Alors que le nouveau Pacte européen asile et migration, adopté le 10 avril 2024, généralise des pratiques ultra-sécuritaires permettant de normaliser « l’approche hotspot » et de maintenir les personnes migrantes dans une fiction juridique de non-entrée sur le territoire européen [12], le nouveau gouvernement surenchérit, estimant la politique européenne migratoire trop laxiste, rejoignant ainsi la Hongrie et la Pologne. Pourtant déjà indignes, les conditions de vies des personnes exilées aux Pays Bas risquent de nettement se dégrader ces prochaines années. En 2022, l’ONG Médecin sans frontières avait lancé une mission humanitaire dans le pays pour pallier l’absence d’hébergement des migrant·e·s. L’ONG avait alors comparé les conditions de vie du principal centre néerlandais pour demandeur·euse·s d’asile au tristement célèbre camp de Moria, situé sur l’île grecque de Lesbos [13] .
Grèce
- Infomigrants, « Grèce : Frontex accuse les garde-côtes grecs de la mort de quatre migrants en mer Égée », le 9 juillet 2024
- El país, « Frontex responsabiliza a los guardacostas griegos de la muerte de cuatro personas durante unas devoluciones en caliente », le 6 juillet 2024
Le journal espagnol El País s’est procuré des documents internes de l’agence européenne Frontex, dont le contenu met en cause l’implication des garde-côtes grecs dans des pratiques dégradantes et criminelles lors de refoulements vers la Turquie, qui auraient notamment causé la mort de quatre personnes. Si le Bureau des droits fondamentaux de Frontex avait connaissance depuis mars 2023 de la responsabilité des autorités grecques dans ces violations des droits, elle n’a apparemment pas jugé bon d’y donner suite.
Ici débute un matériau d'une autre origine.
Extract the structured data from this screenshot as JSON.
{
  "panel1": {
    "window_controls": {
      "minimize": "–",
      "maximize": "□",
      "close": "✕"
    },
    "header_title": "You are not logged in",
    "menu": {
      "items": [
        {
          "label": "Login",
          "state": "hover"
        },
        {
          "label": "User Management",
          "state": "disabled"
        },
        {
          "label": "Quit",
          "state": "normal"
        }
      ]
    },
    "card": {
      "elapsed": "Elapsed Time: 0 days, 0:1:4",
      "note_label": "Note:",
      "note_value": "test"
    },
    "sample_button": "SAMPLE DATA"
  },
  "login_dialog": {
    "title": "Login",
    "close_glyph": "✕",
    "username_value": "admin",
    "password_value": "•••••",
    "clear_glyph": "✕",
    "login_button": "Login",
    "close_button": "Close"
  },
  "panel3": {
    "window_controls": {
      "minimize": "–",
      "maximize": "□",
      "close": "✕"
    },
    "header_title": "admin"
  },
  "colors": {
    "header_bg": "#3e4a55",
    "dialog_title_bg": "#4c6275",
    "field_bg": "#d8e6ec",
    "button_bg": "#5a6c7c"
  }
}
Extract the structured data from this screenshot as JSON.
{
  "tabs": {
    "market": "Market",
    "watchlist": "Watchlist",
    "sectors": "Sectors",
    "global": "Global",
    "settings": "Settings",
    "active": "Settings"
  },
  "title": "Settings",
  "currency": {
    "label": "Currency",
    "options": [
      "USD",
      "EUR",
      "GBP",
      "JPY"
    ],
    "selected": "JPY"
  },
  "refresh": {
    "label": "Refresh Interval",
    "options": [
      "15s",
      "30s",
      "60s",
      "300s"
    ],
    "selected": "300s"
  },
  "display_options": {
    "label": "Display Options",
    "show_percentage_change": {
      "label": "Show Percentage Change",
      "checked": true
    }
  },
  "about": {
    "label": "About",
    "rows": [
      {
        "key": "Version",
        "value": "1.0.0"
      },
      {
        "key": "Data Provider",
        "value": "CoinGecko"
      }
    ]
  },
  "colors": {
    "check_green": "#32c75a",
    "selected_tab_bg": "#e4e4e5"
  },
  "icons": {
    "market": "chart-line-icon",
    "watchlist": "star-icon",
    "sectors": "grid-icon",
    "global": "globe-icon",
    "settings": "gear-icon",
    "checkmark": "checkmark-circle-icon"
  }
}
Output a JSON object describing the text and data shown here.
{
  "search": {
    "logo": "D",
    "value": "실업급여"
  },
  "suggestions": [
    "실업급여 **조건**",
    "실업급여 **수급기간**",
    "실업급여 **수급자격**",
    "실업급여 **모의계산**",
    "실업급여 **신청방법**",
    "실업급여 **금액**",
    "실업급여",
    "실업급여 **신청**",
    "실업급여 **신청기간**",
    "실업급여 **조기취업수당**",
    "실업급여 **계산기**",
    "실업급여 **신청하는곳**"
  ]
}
Depuis 2006 au moins, l’État grec se rend coupable de violations des droits largement documentées par les ONG et les médias sous les yeux d’une Europe complaisante ou complice, qui se garde bien de sanctionner. Les autorités grecques continuent de nier de telles pratiques, réfutant en dépit des évidences l’existence de preuves tangibles. Selon le Conseil grec pour les réfugiés, le caractère systématique des pushbacks met en évidence que cette pratique illégale fait pleinement partie de la politique migratoire et frontalière de l’État hellénique. Une enquête de la BBC en date du 17 juin 2024 dénombrait 43 morts (documentées) - dont neuf personnes jetées à la mer - lors de quinze opérations de refoulement entre 2020 et 2023 [14]. Après le naufrage de Pylos, causé par les pratiques dangereuses des garde-côtes grecs, l’officier en charge des droits fondamentaux de Frontex avait recommandé un retrait de l’agence de la zone [15]. Pourtant, il n’en a rien été. L’agence, elle-même accusée de violation des droits fondamentaux, est toujours présente à la frontière gréco-turque et continue d’apporter son soutien à la Grèce. Alors même que son Directeur exécutif peut suspendre une opération en cas de violations des droits [16], comme elle l’a fait en Hongrie après une énième condamnation du pays par la Cour de justice de l’Union européenne en 2021 [17], sans doute de peur d’être accusée de complicité [18]..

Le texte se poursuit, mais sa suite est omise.